Landscape Information
Located in Garfield Park and measuring two acres, this conservatory was designed by landscape architect Jens Jensen in collaboration with the New York-based engineering firm Hitchings & Company. The large structure replaced three smaller greenhouses dating to the 1880s. Considered revolutionary when it opened in 1908, its form emulated a Midwestern haystack, while its interior rooms provided magnificent views. Jensen accomplished this by keeping the centers of rooms open and planting into the ground plane rather than exhibiting plants in potted containers. Walls of stratified stone separated interior spaces and hid mechanical systems.
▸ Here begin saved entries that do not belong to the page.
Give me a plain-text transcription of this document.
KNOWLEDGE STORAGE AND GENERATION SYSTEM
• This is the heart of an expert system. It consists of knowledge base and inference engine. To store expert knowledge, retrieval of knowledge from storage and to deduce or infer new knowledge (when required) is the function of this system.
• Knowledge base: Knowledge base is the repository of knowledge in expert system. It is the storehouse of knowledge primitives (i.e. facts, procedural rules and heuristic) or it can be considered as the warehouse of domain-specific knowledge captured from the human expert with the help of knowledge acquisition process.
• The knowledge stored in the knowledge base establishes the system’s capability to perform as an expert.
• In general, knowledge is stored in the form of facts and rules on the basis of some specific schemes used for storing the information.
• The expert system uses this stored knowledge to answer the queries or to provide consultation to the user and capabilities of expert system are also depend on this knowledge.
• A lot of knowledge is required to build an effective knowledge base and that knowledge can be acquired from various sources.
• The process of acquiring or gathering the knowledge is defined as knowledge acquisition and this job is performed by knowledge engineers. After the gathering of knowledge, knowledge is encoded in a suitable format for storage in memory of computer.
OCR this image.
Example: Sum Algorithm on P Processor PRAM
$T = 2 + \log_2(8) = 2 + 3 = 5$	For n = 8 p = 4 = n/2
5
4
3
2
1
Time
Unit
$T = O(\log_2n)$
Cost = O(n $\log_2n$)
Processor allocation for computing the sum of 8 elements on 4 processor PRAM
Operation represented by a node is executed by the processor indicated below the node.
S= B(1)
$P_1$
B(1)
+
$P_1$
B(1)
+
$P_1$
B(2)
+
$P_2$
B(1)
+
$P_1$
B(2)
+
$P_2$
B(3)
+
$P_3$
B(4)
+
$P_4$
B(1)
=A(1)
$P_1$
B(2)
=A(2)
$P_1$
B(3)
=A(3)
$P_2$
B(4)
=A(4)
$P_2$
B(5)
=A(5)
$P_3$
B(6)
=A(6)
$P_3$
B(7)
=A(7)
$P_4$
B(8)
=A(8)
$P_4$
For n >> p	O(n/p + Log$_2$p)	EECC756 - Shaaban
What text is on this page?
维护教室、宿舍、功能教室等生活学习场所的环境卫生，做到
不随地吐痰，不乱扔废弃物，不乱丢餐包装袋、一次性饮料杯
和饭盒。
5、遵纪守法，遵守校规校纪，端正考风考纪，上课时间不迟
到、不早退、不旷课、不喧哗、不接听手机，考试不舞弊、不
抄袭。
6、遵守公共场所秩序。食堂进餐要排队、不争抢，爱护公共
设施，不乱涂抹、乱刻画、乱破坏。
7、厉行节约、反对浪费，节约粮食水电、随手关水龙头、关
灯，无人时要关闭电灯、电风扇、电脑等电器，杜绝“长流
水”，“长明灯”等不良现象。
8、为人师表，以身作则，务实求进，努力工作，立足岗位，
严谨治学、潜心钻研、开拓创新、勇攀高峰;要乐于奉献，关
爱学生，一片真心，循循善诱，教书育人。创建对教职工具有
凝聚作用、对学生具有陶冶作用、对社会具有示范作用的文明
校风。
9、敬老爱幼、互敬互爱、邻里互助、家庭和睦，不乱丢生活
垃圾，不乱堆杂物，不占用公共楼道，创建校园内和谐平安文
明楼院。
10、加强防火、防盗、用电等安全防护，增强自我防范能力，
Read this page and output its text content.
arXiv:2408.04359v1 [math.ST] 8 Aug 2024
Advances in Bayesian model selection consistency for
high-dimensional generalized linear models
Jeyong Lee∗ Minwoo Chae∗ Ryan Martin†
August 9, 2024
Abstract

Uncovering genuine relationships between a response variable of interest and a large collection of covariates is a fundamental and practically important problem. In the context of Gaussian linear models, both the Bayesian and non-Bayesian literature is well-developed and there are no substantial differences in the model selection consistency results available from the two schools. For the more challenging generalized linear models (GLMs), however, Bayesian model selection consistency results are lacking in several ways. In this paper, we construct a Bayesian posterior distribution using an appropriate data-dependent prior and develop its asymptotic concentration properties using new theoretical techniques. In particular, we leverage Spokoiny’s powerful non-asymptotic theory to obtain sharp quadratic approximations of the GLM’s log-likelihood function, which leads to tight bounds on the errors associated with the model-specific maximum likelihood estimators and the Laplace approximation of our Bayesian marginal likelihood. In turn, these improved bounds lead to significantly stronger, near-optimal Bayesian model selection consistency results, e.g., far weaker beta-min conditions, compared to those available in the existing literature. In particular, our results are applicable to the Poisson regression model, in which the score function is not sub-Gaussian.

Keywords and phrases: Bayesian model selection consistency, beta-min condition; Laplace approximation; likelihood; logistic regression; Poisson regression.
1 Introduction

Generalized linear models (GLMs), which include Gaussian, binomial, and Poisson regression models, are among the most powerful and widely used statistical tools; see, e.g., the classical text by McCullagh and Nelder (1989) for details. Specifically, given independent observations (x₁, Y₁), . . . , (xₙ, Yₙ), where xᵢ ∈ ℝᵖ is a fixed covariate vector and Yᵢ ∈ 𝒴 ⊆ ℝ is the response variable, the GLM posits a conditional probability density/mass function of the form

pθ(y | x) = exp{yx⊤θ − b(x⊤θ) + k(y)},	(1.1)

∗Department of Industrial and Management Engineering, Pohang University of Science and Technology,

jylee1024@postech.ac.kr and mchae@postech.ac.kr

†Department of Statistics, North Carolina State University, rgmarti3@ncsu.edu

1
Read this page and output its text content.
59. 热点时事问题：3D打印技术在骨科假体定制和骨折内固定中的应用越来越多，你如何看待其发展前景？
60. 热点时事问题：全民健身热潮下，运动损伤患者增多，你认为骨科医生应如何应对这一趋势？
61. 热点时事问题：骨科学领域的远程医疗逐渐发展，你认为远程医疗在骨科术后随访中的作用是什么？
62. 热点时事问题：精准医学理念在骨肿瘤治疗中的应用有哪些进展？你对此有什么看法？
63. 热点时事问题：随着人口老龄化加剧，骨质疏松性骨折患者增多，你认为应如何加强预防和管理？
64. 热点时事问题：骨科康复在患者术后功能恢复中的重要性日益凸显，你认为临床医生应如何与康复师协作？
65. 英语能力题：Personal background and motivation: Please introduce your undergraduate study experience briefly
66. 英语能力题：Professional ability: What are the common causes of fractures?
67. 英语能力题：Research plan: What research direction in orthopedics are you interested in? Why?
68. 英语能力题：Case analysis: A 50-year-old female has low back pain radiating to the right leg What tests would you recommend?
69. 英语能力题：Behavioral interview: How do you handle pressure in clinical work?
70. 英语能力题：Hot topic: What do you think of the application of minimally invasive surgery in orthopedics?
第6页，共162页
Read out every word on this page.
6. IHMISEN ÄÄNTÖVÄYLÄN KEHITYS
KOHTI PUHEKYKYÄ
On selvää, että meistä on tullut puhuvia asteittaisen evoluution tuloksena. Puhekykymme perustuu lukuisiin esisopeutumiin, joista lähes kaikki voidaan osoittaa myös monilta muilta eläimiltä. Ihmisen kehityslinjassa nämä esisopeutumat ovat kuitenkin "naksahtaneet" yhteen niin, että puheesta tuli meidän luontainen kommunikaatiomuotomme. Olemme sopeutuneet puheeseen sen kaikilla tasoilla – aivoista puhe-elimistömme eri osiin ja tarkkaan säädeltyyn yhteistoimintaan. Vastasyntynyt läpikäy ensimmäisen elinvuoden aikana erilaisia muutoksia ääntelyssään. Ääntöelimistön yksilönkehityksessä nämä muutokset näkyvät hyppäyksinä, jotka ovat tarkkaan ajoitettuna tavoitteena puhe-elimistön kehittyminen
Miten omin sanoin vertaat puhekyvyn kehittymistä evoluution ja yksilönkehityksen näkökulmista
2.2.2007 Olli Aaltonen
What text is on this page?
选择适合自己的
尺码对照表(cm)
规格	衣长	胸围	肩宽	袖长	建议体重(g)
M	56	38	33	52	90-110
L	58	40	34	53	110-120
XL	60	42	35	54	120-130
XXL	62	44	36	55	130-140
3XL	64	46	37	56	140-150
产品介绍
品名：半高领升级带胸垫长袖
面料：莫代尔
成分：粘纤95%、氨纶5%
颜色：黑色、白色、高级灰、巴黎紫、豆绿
The Fern Room, as the complex’s central focus, includes a “prairie waterfall” and pool bordered by stratified stone. Jensen’s original plant collections were improved upon by August Koch, chief florist at the conservatory from 1912 through the 1930s. Koch turned the original Conifer House into an Aroid House but remained faithful to Jensen’s design idiom.
Rehabilitation efforts began in 1995 following decades of deferred maintenance. Three years later the non-profit Garfield Park Conservatory Alliance was established, which collaborates with the Chicago Park District on programing and interpretation. Adjacent to the conservatory is a Jensen-inspired City Garden, accessed by a bluestone terrace and also a winding path at the southwest corner that leads past mounds and beehives along the Lake Street border. Designed in 2008 by landscape architect Douglas Hoerr, this garden focuses on an offset elliptical lily pond—bisected by a wooden bridge—and a prairie-like meadow, around which are planted clusters of hawthorns, quaking aspens, and sugar maples. The conservatory was significantly damaged during a 2011 hailstorm and has since been restored.
Garfield Park and its conservatory are contributing features of the Historic Resources of the Chicago Park District listed in the National Register of Historic Places in 1990 and the Chicago Park Boulevard System Historic District listed in 2018. They were both listed individually in 1993.